A senior U.S. intelligence official said in Washington information carted away from the compound by U.S. forces after the May 2 raid, including the videos, several clips of which were released, represented the largest trove of intelligence ever obtained from a single terrorism suspect.
The official said the materials showed that bin Laden had remained an active leader of al Qaeda, which made the operation that led to his death "even more essential for our nation's security."
TWO COUNTRIES, TWO VERSIONS
Pakistan's military, caught off guard by the Abbottabad swoop and now facing accusations that it was either too incompetent to catch bin Laden or complicit in hiding him, has sought to depict the al Qaeda leader as a man of diminished influence.
Both countries have an interest in peddling their own versions of the clout that bin Laden carried from behind the walls of his compound.
Stressing bin Laden's weakness makes his discovery in the middle of a garrison town less embarrassing for Pakistan, but playing up his importance makes the U.S. operation all the more glorious.

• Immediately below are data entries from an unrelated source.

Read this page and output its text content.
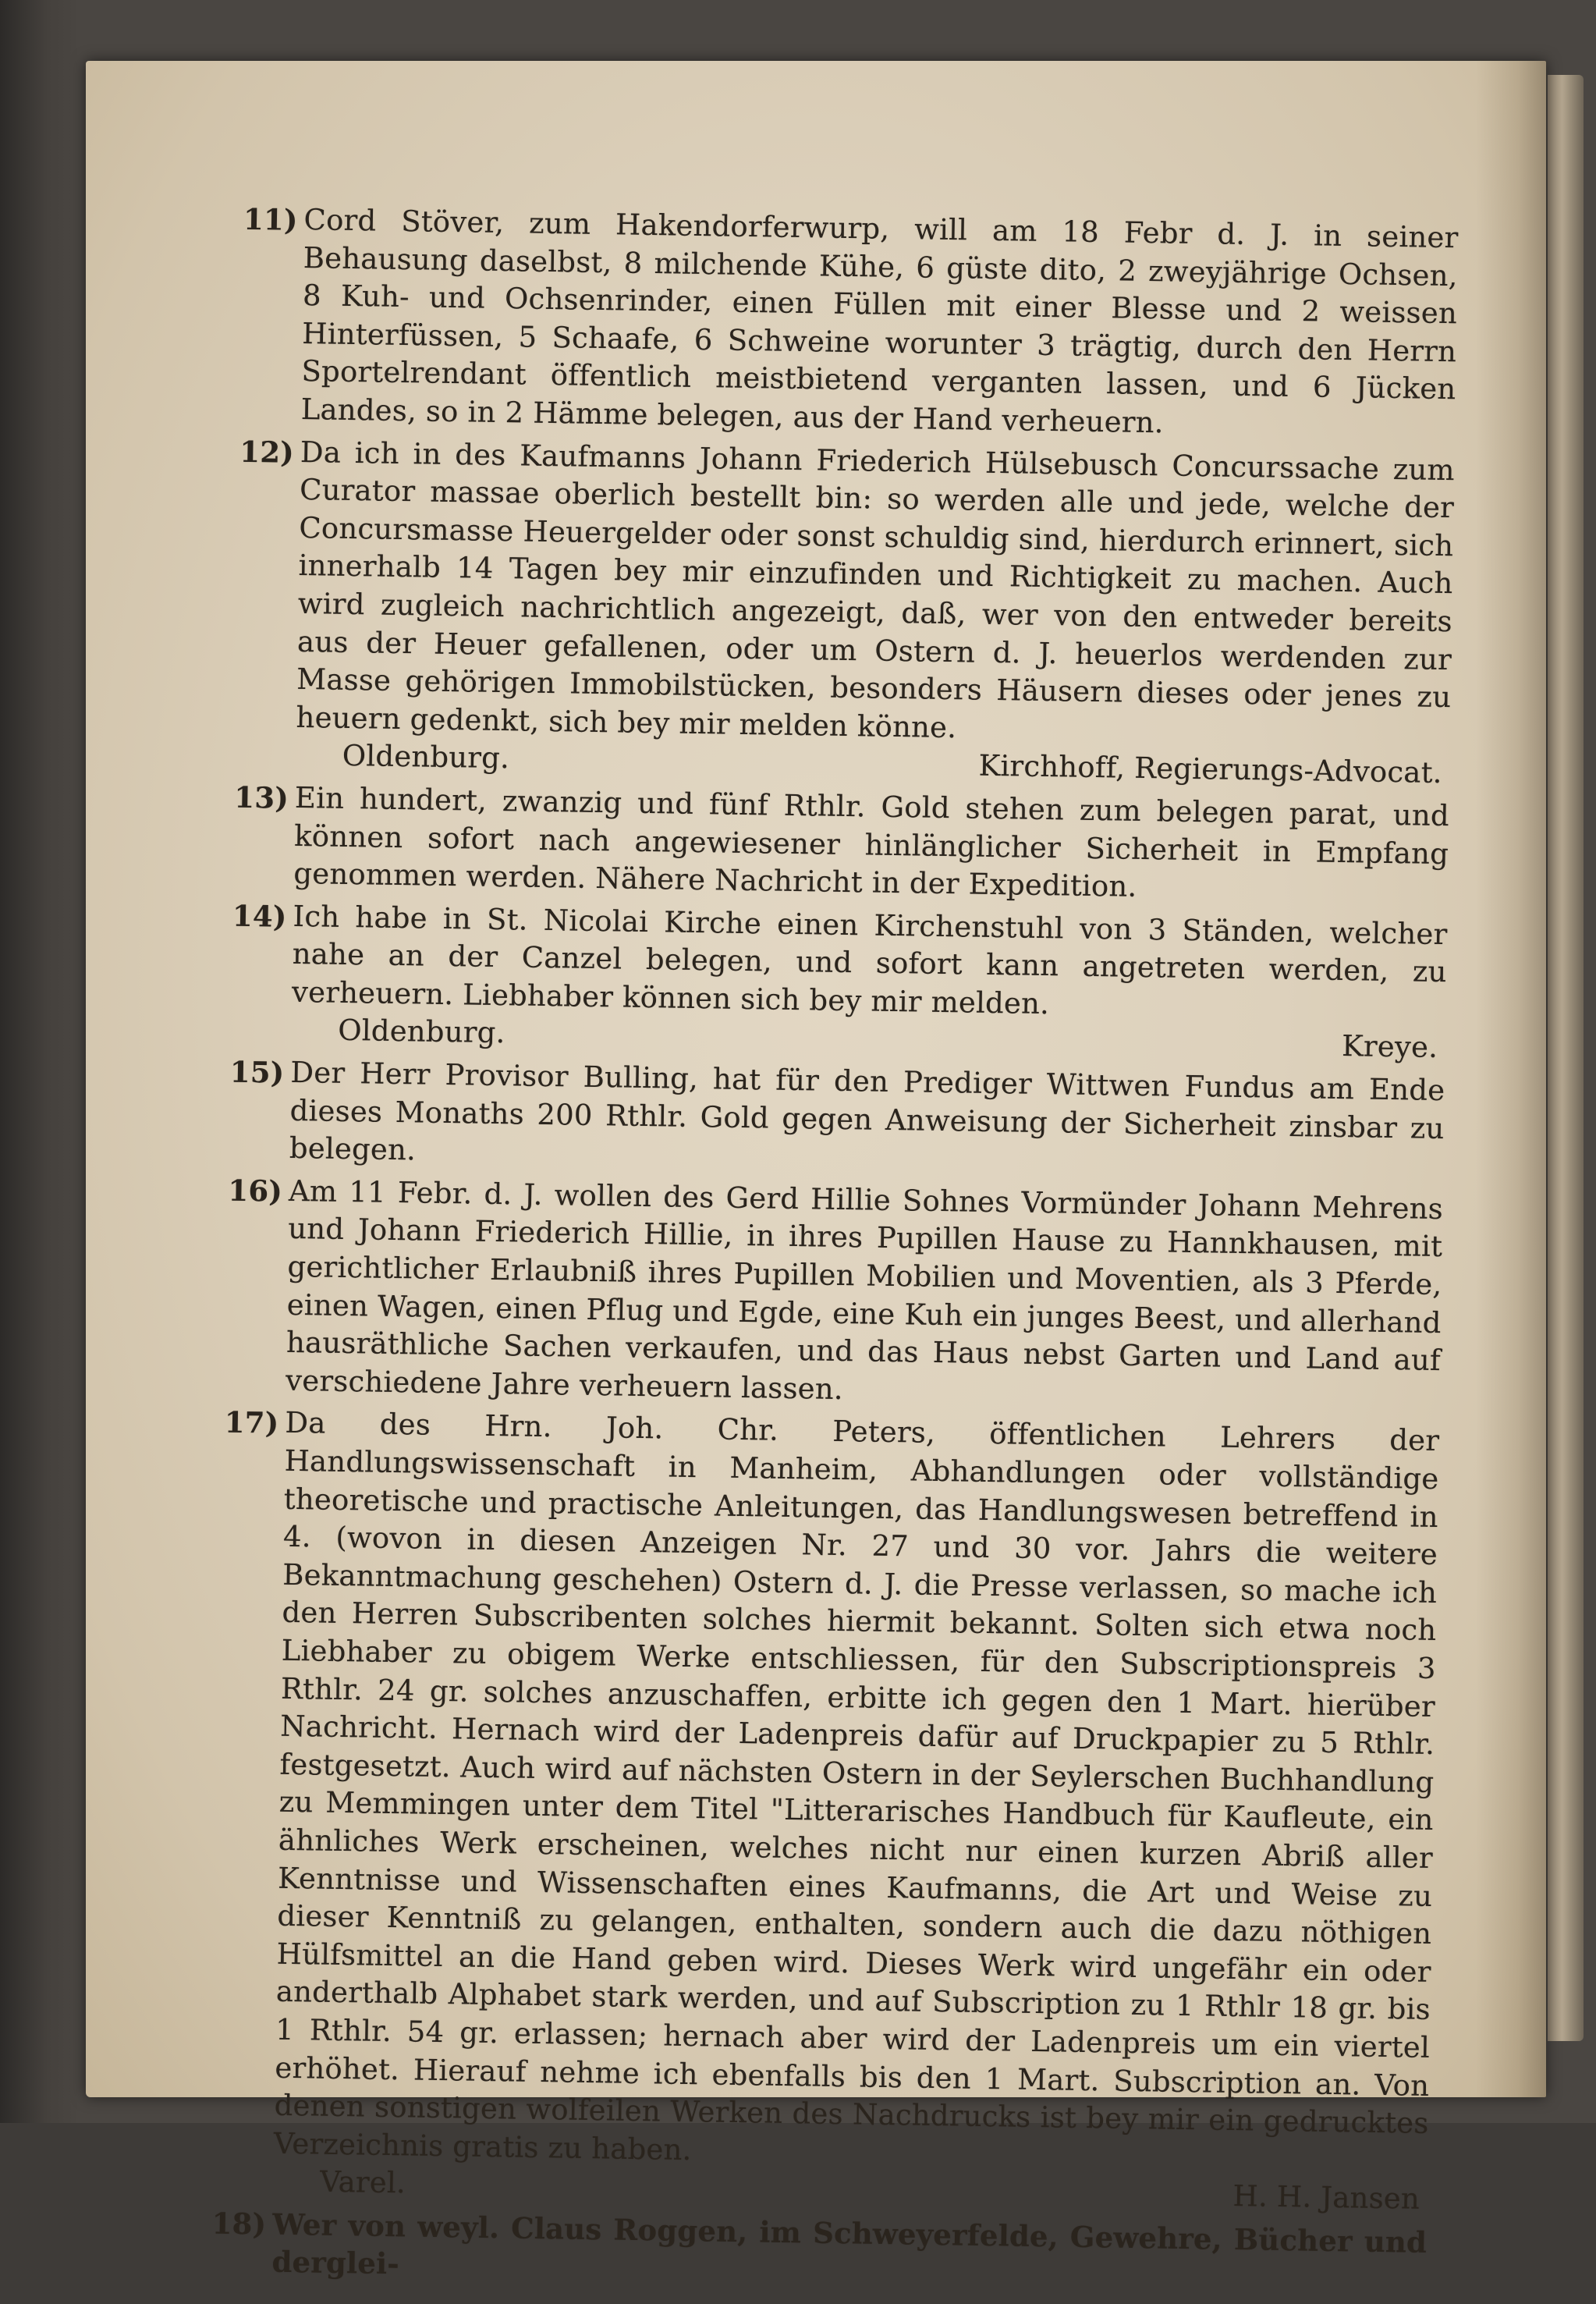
11) Cord Stöver, zum Hakendorferwurp, will am 18 Febr d. J. in seiner Behausung daselbst, 8 milchende Kühe, 6 güste dito, 2 zweyjährige Ochsen, 8 Kuh- und Ochsenrinder, einen Füllen mit einer Blesse und 2 weissen Hinterfüssen, 5 Schaafe, 6 Schweine worunter 3 trägtig, durch den Herrn Sportelrendant öffentlich meistbietend verganten lassen, und 6 Jücken Landes, so in 2 Hämme belegen, aus der Hand verheuern.
12) Da ich in des Kaufmanns Johann Friederich Hülsebusch Concurssache zum Curator massae oberlich bestellt bin: so werden alle und jede, welche der Concursmasse Heuergelder oder sonst schuldig sind, hierdurch erinnert, sich innerhalb 14 Tagen bey mir einzufinden und Richtigkeit zu machen. Auch wird zugleich nachrichtlich angezeigt, daß, wer von den entweder bereits aus der Heuer gefallenen, oder um Ostern d. J. heuerlos werdenden zur Masse gehörigen Immobilstücken, besonders Häusern dieses oder jenes zu heuern gedenkt, sich bey mir melden könne.
Oldenburg.	Kirchhoff, Regierungs-Advocat.
13) Ein hundert, zwanzig und fünf Rthlr. Gold stehen zum belegen parat, und können sofort nach angewiesener hinlänglicher Sicherheit in Empfang genommen werden. Nähere Nachricht in der Expedition.
14) Ich habe in St. Nicolai Kirche einen Kirchenstuhl von 3 Ständen, welcher nahe an der Canzel belegen, und sofort kann angetreten werden, zu verheuern. Liebhaber können sich bey mir melden.
Oldenburg.	Kreye.
15) Der Herr Provisor Bulling, hat für den Prediger Wittwen Fundus am Ende dieses Monaths 200 Rthlr. Gold gegen Anweisung der Sicherheit zinsbar zu belegen.
16) Am 11 Febr. d. J. wollen des Gerd Hillie Sohnes Vormünder Johann Mehrens und Johann Friederich Hillie, in ihres Pupillen Hause zu Hannkhausen, mit gerichtlicher Erlaubniß ihres Pupillen Mobilien und Moventien, als 3 Pferde, einen Wagen, einen Pflug und Egde, eine Kuh ein junges Beest, und allerhand hausräthliche Sachen verkaufen, und das Haus nebst Garten und Land auf verschiedene Jahre verheuern lassen.
17) Da des Hrn. Joh. Chr. Peters, öffentlichen Lehrers der Handlungswissenschaft in Manheim, Abhandlungen oder vollständige theoretische und practische Anleitungen, das Handlungswesen betreffend in 4. (wovon in diesen Anzeigen Nr. 27 und 30 vor. Jahrs die weitere Bekanntmachung geschehen) Ostern d. J. die Presse verlassen, so mache ich den Herren Subscribenten solches hiermit bekannt. Solten sich etwa noch Liebhaber zu obigem Werke entschliessen, für den Subscriptionspreis 3 Rthlr. 24 gr. solches anzuschaffen, erbitte ich gegen den 1 Mart. hierüber Nachricht. Hernach wird der Ladenpreis dafür auf Druckpapier zu 5 Rthlr. festgesetzt. Auch wird auf nächsten Ostern in der Seylerschen Buchhandlung zu Memmingen unter dem Titel "Litterarisches Handbuch für Kaufleute, ein ähnliches Werk erscheinen, welches nicht nur einen kurzen Abriß aller Kenntnisse und Wissenschaften eines Kaufmanns, die Art und Weise zu dieser Kenntniß zu gelangen, enthalten, sondern auch die dazu nöthigen Hülfsmittel an die Hand geben wird. Dieses Werk wird ungefähr ein oder anderthalb Alphabet stark werden, und auf Subscription zu 1 Rthlr 18 gr. bis 1 Rthlr. 54 gr. erlassen; hernach aber wird der Ladenpreis um ein viertel erhöhet. Hierauf nehme ich ebenfalls bis den 1 Mart. Subscription an. Von denen sonstigen wolfeilen Werken des Nachdrucks ist bey mir ein gedrucktes Verzeichnis gratis zu haben.
Varel.	H. H. Jansen
18) Wer von weyl. Claus Roggen, im Schweyerfelde, Gewehre, Bücher und derglei-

Analysts say that bin Laden's centrality to the network had already faded. While the man behind the September 11, 2001, attacks on the United States served as an inspirational figure, strikes on Western targets were increasingly plotted and instigated by autonomous splinter groups.
"As a matter of leadership of terrorist operations, bin Laden has really not been the main story for some time," Paul Pillar, a former senior U.S. Intelligence official told Reuters last week.
Talat Masood, a Pakistani defense analyst and retired general, said bin Laden distributed videos occasionally and he may have passed computer disks with ideas for strikes to his couriers, but it was hard to see how that would put him at the nerve center of operations.
"The only thing he could have done in that house is to record video and audio messages," a senior security official said in Islamabad.
"How could he control the whole of al Qaeda from there while he has no communications system? How can he control the entire al Qaeda when he was living with two guards, an 18-inch television and no big weapons. It's just an exaggeration."